If the consultant will not consent to MRI, I think I will pay to have one privately at some point, and certainly by the 5 year stage. As I’ve now had cancer twice in one breast, and once in the other, I must be at fairly high risk.
I have been in a similar situation and asked for my follow checks to include an MRI. My consultant agreed and I have just had my first annual check up which included a mammogram and MRI. Results came back clear just a month ago.
I was diagnosed with a lobular grade 2 cancer in February 2019 after noticing a small spot on the skin which did not go away. I had no lump. Nothing was revealed on a mammogram or ultra sound or on physical examination. A biopsy of the spot revealed cancer cells so I was referred for an MRI which showed a few small areas of cancer cells in my left breast. I had to have a mastectomy.
I queried the value of an annual mammogram as all my mammograms came back clear. My consultant discussed my concerns with the radiology team and it was agreed that annual MRI s were appropriate in the circumstances. I would raise it with your consultant. Good luck. The hospital I attend is the major breast care centre in the South West.
I can't fault the care I have received. The team at the hospital have been amazing. I was offered a Diep flat reconstruction a month or so after my original operation when it was clear that I would not need chemo or radiotherapy. I was reluctant to go through major surgery after having completely recovered from the mastectomy. I came across a new technique using lipo modelling to create a breast. I asked the onco plastic surgeon if that was an option for me. I had small boobs. She agreed and in Feb this year had a short operation as a day case when fat was removed from my thighs and injected into the mastectomy area. I am really pleased with it. I now have a cleavage again and although I wear a small amount of padding I no longer use the prothesis. In a swim suit you can't tell I had a mastectomy. I recovered really quickly and was able to drive within days.
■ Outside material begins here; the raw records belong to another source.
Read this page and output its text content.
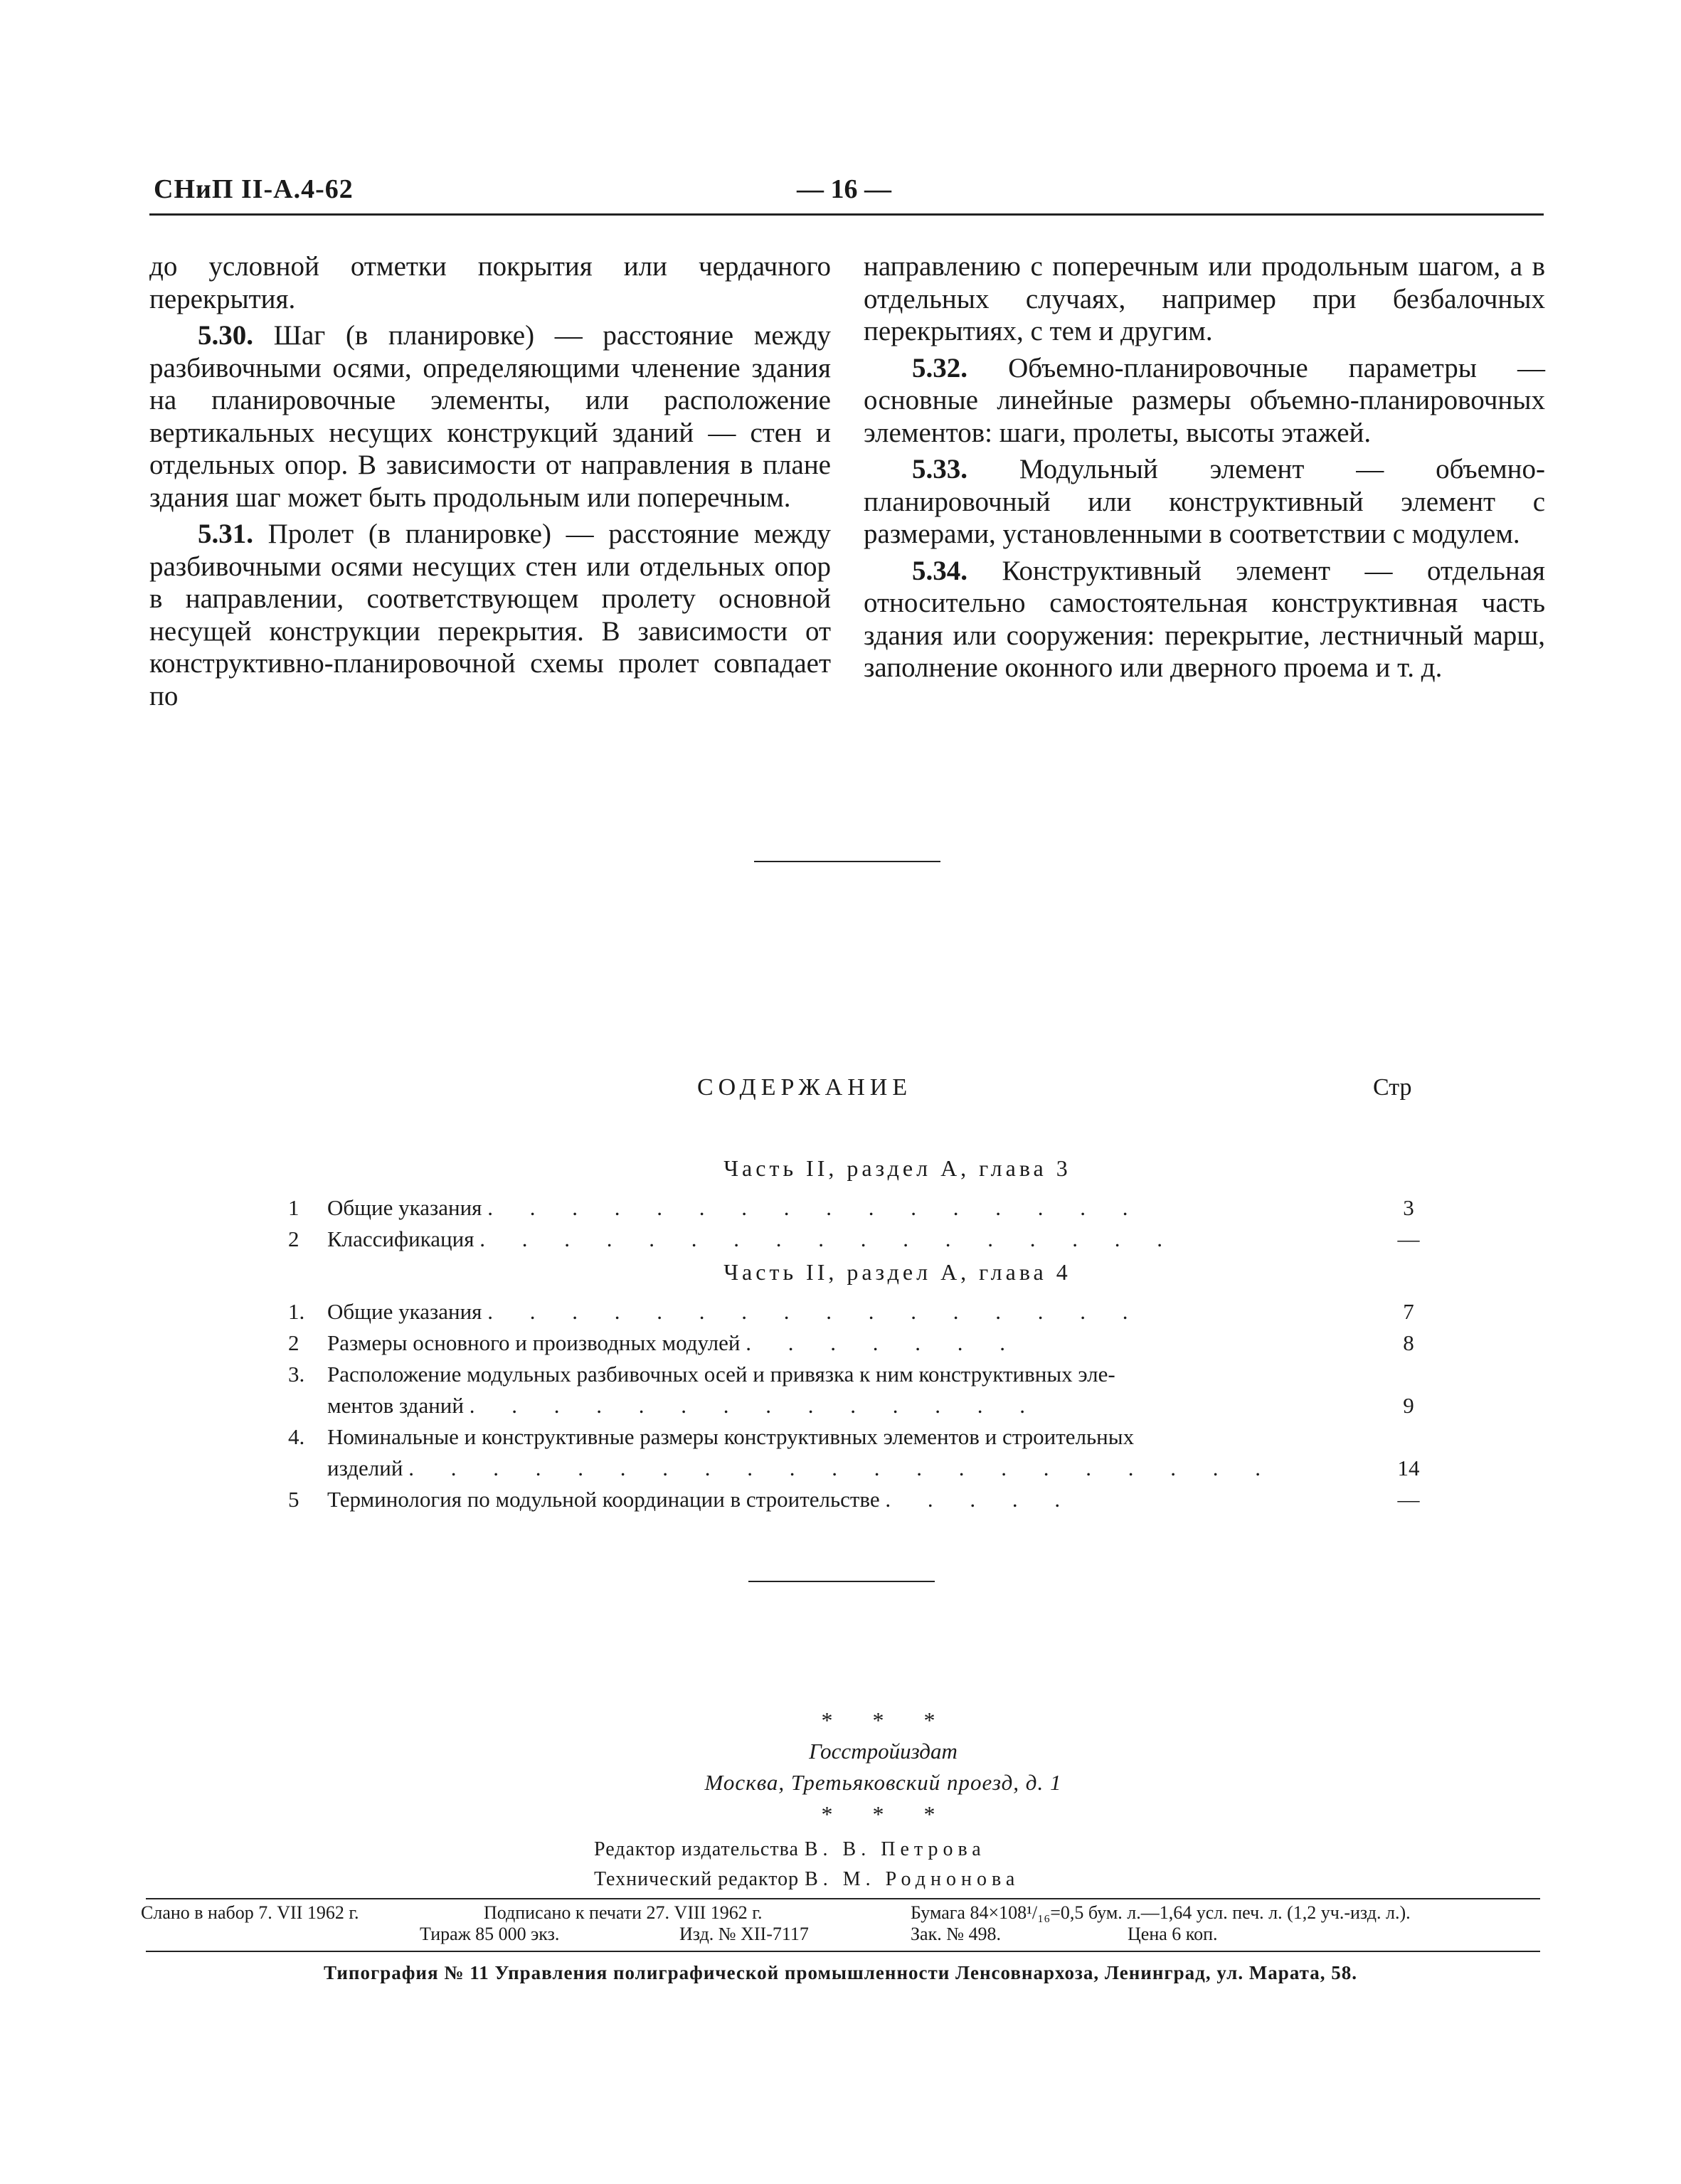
СНиП II-А.4-62	— 16 —

до условной отметки покрытия или чердачного перекрытия.

5.30. Шаг (в планировке) — расстояние между разбивочными осями, определяющими членение здания на планировочные элементы, или расположение вертикальных несущих конструкций зданий — стен и отдельных опор. В зависимости от направления в плане здания шаг может быть продольным или поперечным.

5.31. Пролет (в планировке) — расстояние между разбивочными осями несущих стен или отдельных опор в направлении, соответствующем пролету основной несущей конструкции перекрытия. В зависимости от конструктивно-планировочной схемы пролет совпадает по

направлению с поперечным или продольным шагом, а в отдельных случаях, например при безбалочных перекрытиях, с тем и другим.

5.32. Объемно-планировочные параметры — основные линейные размеры объемно-планировочных элементов: шаги, пролеты, высоты этажей.

5.33. Модульный элемент — объемно-планировочный или конструктивный элемент с размерами, установленными в соответствии с модулем.

5.34. Конструктивный элемент — отдельная относительно самостоятельная конструктивная часть здания или сооружения: перекрытие, лестничный марш, заполнение оконного или дверного проема и т. д.

СОДЕРЖАНИЕ	Стр
Часть II, раздел А, глава 3
1	Общие указания . . . . . . . . . . . . . . . .	3
2	Классификация . . . . . . . . . . . . . . . . .	—
Часть II, раздел А, глава 4
1. Общие указания . . . . . . . . . . . . . . . .	7
2	Размеры основного и производных модулей . . . . . . .	8
3. Расположение модульных разбивочных осей и привязка к ним конструктивных эле-
ментов зданий . . . . . . . . . . . . . .	9
4. Номинальные и конструктивные размеры конструктивных элементов и строительных
изделий . . . . . . . . . . . . . . . . . . . . .	14
5	Терминология по модульной координации в строительстве . . . . .	—
* * *
Госстройиздат
Москва, Третьяковский проезд, д. 1
* * *
Редактор издательства В. В. Петрова
Технический редактор В. М. Роднонова
Слано в набор 7. VII 1962 г.	Подписано к печати 27. VIII 1962 г.	Бумага 84×108¹/₁₆=0,5 бум. л.—1,64 усл. печ. л. (1,2 уч.-изд. л.).
Тираж 85 000 экз.	Изд. № XII-7117	Зак. № 498.	Цена 6 коп.
Типография № 11 Управления полиграфической промышленности Ленсовнархоза, Ленинград, ул. Марата, 58.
I just have a couple of small scars at the top of each thigh.
Good luck and take care everyone.
In 2008 I was diagnosed with bc for the first time, an 8mm lobular cancer in right breast, only discovered after a lumpectomy for DCIS. Lymph nodes clear, radiotherapy, sorted. Fast forward to 2019 and my first routine mammogram, after 10 years apparently all clear. A lump found in left breast which turned out to be 26mm ductal cancer, 1 lymph node positive. But also the radiologist saw a ‘very small’ lesion in my right breast, which also turned out to test positive for bc. The consultant also said this was a tiny lump, not detected on the mammogram, and barely seen with ultrasound. It was agreed to go for another lumpectomy so I had both sides at the same time.
The result for my right side came back as lobular cancer again, no clear margins and I returned for a mastectomy last July. It was in fact 45mm. I have recovered well, and finished treatment last October, now on letrozole plus Adcal-D3.
I was told that I would now just have an annual mammogram for my remaining left breast for 5 years as follow up. After some weeks of reflecting on this, I wrote to the consultant and asked him if i could have an MRI scan at some point as lobular cancer had twice not been detected by mammogram, and barely by ultrasound until it had reached 45mm.
He seems very reluctant to offer me an MRI, saying a mammogram should be sufficient.
I would be interested to know other people’s experience with lobular cancer - have you been offered an MRI? Does it vary between areas and/or consultants? Has anyone decided to go for a private MRI after being refused my NHS?
On a positive note, I have recovered well from all the treatment (though I did not have chemo) and am getting on cheerfully with life again, all be it in lockdown!